Tym samym pod wodzą trenera Roberta Kasperczyka „żółto-biało-niebiescy” nie wygrali jeszcze meczu przed własną publicznością.
Ale radość lubelskich kibiców nie trwała długo, bo dwie minuty później Radomiak zdobył kontaktowego gola za sprawą swojego najlepszego snajpera – Brazylijczyka Leandro. Kolejne minuty spotkania również nie przyniosły niczego dobrego dla gospodarzy.
W 61 min doszło do sytuacji, która miała duży wpływ na dalsze poczyniania lublinian. Sędzia dopatrzył się zagrania ręką w polu karnym przez Sebastiana Orzędowskiego i podyktował „jedenastkę” dla Radomiaka, którą na bramkę zamienił Leandro.
Jakby tego było mało zawodnik Motoru ujrzał za swoje zagranie czerwoną kartkę i od tego momentu gospodarze musieli sobie radzić w dziesięciu.
Mimo przewagi liczebnej radomianie nie zagrozili poważnie Pawłowi Lipcowi. Mało tego, to Motor mógł się pokusić o bramkę na 3:2, ale strzał z dystansu Rafała Króla wylądował na poprzeczce.
– Przyjechaliśmy do Lublina zagrać dobry mecz i wywieźć stąd punkty – mówi Mirosław Kosowski, trener Radomiaka. – Cieszymy się z tego remisu, bo Motor zagrał dobre spotkanie. Myślę, że mecz mógł podobać się kibicom. Szacunek dla moich piłkarzy za to, że z 0:2 potrafili się podnieść i strzelić dwa gole. Tym bardziej, że warunki ku temu nie sprzyjały, bo boisko było grząskie.
W czwartym meczu pod wodzą trenera Kasperczyka Motor jeszcze nie przegrał. To drugi remis u siebie, przy dwóch zwycięstwach na wyjeździe. Punkt wywalczony z Radomiakiem sprawił, że lublinianie podskoczyli w tabeli, choć przy wygranej radość byłaby większa.
– Prowadząc 2:0 na początku drugiej połowy powinniśmy dowieźć zwycięstwo do końca – uważa Robert Kasperczyk, trener Motoru.

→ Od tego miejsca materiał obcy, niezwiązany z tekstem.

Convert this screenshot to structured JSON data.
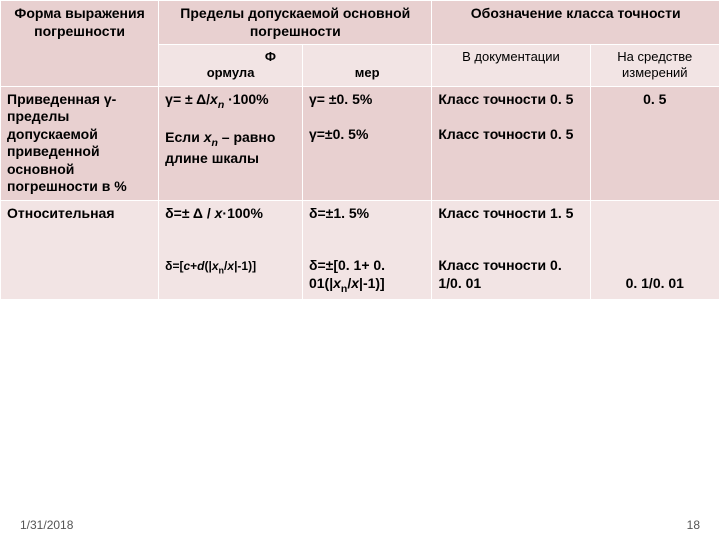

– Ciężko w takiej sytuacji pogodzić się z remisem, choć z drugiej strony trzeba wziąć pod uwagę fakt, że przez bardzo długi czas graliśmy w dziesiątkę. Z jednej strony można powiedzieć, że jesteśmy frajerami, ale z drugiej chylę czoła przed zawodnikami za to, co zrobili już po tym rzucie karnym i czerwonej kartce. Dlatego jestem optymistą przed następnymi meczami.
„Żółto-biało-niebieskich” czekają teraz dwa wyjazdy: do Limanovii Limanowa i Pelikana Łowicz. Na Al. Zygmuntowskie wrócą 19 października, kiedy zmierzą się w derbach Lubelszczyzny z Wisłą Puławy.

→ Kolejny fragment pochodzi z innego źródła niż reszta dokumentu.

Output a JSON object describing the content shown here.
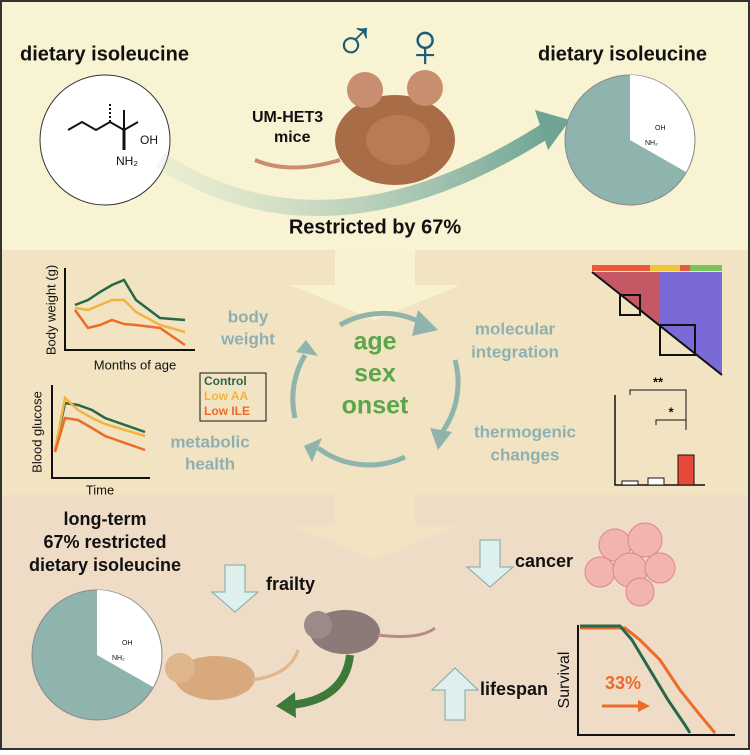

Motor Lublin – Radomiak Radom 2:2 (1:0)
Bramki: Kądzior (26), Tataj (46) – Leandro (48, 62 z karnego).
Motor: Lipiec – Jaroń, Karwan, Wróblewski, Orzędowski, Wrzesiński (65 Sedlewski), Król, Koziara, Kądzior, Tataj (88 Migalewski), Broź (68 Ptaszyński).
Radomiak: Banasiak – Cieciura, Kalinowski, Świdzikowski, Derbich, Białożyt, Radecki (49 Wolski), Kornacki, Leandro (72 Czoska), Cichost.
Żółte kartki: Karwan, Jaroń (M) – Świdzikowski, Cichos, Derbich (R). Czerwona kartka: Orzędowski (Motor, 61 min, za zagranie ręką). Sędziował: Marek Śliwa (Kielce). Widzów: 1 tys.